A support vector machine classifier detected cell faults within large parallel lithium-ion battery packs with an accuracy of 83% using current information from only 27% of the cells.
A support vector machine classifier can accurately detect faulty lithium-ion cells in large parallel battery packs using current information from a limited number of cells, potentially improving battery management systems.

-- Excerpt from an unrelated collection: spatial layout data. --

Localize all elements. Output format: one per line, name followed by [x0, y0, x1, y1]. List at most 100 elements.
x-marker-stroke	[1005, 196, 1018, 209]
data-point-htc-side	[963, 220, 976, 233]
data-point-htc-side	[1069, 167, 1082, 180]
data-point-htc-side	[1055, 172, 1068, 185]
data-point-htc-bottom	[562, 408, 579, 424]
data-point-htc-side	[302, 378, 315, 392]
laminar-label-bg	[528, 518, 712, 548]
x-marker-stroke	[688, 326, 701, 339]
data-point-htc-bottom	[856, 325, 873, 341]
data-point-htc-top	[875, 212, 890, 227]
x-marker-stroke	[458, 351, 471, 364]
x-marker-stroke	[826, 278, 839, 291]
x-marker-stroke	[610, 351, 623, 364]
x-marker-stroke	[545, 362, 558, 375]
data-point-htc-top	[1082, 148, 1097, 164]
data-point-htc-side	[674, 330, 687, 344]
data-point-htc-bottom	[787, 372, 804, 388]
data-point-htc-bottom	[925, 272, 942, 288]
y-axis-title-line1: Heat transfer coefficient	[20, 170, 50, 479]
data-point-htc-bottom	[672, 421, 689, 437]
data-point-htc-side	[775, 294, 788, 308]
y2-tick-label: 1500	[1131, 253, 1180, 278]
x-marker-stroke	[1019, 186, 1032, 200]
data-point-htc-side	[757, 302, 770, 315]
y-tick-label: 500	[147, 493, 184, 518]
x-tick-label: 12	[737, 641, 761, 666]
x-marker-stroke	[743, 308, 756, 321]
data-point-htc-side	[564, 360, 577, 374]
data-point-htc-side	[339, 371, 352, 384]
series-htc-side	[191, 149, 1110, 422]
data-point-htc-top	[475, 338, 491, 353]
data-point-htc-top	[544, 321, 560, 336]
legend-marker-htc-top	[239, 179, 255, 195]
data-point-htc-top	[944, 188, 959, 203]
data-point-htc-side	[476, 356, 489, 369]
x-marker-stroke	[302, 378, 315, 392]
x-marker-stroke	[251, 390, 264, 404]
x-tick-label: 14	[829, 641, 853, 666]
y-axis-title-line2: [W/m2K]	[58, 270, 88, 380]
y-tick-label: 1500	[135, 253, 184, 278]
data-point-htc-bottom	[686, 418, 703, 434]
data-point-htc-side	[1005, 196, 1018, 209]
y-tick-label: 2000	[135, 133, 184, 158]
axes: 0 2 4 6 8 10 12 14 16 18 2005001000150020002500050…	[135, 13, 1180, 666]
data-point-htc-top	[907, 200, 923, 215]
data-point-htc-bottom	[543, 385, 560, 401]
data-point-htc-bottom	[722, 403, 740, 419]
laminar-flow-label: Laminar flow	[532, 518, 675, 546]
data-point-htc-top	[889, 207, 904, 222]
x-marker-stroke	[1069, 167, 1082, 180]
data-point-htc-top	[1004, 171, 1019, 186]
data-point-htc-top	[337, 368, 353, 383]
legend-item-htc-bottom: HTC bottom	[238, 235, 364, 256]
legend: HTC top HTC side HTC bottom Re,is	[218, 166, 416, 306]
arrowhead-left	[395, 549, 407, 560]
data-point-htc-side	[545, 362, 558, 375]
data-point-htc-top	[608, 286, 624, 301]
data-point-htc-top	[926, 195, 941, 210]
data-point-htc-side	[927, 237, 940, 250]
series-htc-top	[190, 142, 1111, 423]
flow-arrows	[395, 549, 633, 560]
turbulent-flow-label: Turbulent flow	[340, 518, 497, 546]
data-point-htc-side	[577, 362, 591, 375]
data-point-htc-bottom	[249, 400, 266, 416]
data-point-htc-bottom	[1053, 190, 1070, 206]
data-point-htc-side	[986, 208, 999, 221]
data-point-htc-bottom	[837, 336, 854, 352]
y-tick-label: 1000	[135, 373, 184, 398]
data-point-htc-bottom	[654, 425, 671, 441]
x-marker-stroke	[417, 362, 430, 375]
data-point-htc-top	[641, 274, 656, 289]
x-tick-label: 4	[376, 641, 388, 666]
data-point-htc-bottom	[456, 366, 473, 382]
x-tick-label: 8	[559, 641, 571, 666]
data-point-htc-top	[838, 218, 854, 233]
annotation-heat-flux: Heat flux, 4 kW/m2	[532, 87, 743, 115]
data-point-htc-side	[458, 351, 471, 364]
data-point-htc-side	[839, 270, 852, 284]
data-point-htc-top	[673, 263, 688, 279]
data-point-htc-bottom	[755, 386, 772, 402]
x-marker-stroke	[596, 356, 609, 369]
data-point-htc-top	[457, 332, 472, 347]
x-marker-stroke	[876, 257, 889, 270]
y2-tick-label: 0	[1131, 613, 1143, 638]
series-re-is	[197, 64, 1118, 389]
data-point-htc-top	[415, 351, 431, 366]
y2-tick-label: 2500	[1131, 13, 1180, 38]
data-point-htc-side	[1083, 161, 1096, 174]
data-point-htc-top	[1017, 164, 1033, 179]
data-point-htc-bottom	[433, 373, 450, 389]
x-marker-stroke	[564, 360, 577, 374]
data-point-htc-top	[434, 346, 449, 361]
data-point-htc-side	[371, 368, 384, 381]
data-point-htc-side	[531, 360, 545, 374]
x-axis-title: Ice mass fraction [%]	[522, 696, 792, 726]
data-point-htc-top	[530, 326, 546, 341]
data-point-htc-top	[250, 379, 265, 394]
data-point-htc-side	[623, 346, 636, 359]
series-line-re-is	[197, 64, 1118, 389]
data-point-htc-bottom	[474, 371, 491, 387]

Absolute Event Rate: 83% vs 47%
Abstract One of the main concerns affecting the uptake of battery packs is safety, particularly with respect to fires caused by cell faults. Mitigating possible risks from faults requires advances in battery management systems and an understanding of the dynamics of large packs. To address this, a machine learning classifier based upon a support vector machine was developed that detects cell faults within large packs using a limited number of current sensors. To train the classifier, a modelling framework for parallel-connected packs is introduced and shown to generalise to Doyle-Fuller-Newman electrochemical models. The fault classification performance was found to be satisfactory, with an accuracy of 83% using current information from only 27% of the cells. Validation on experimental pack data is also shown. These results highlight the potential to combine mathematical modelling and machine learning to improve battery management systems and deal with the complexities of large packs.
Lambert et al. (Wed,) conducted a other in Lithium-ion battery faults. Support vector machine (SVM) classifier vs. Recurrent neural network (RNN) was evaluated on Fault classification accuracy. A support vector machine classifier detected cell faults within large parallel lithium-ion battery packs with an accuracy of 83% using current information from only 27% of the cells.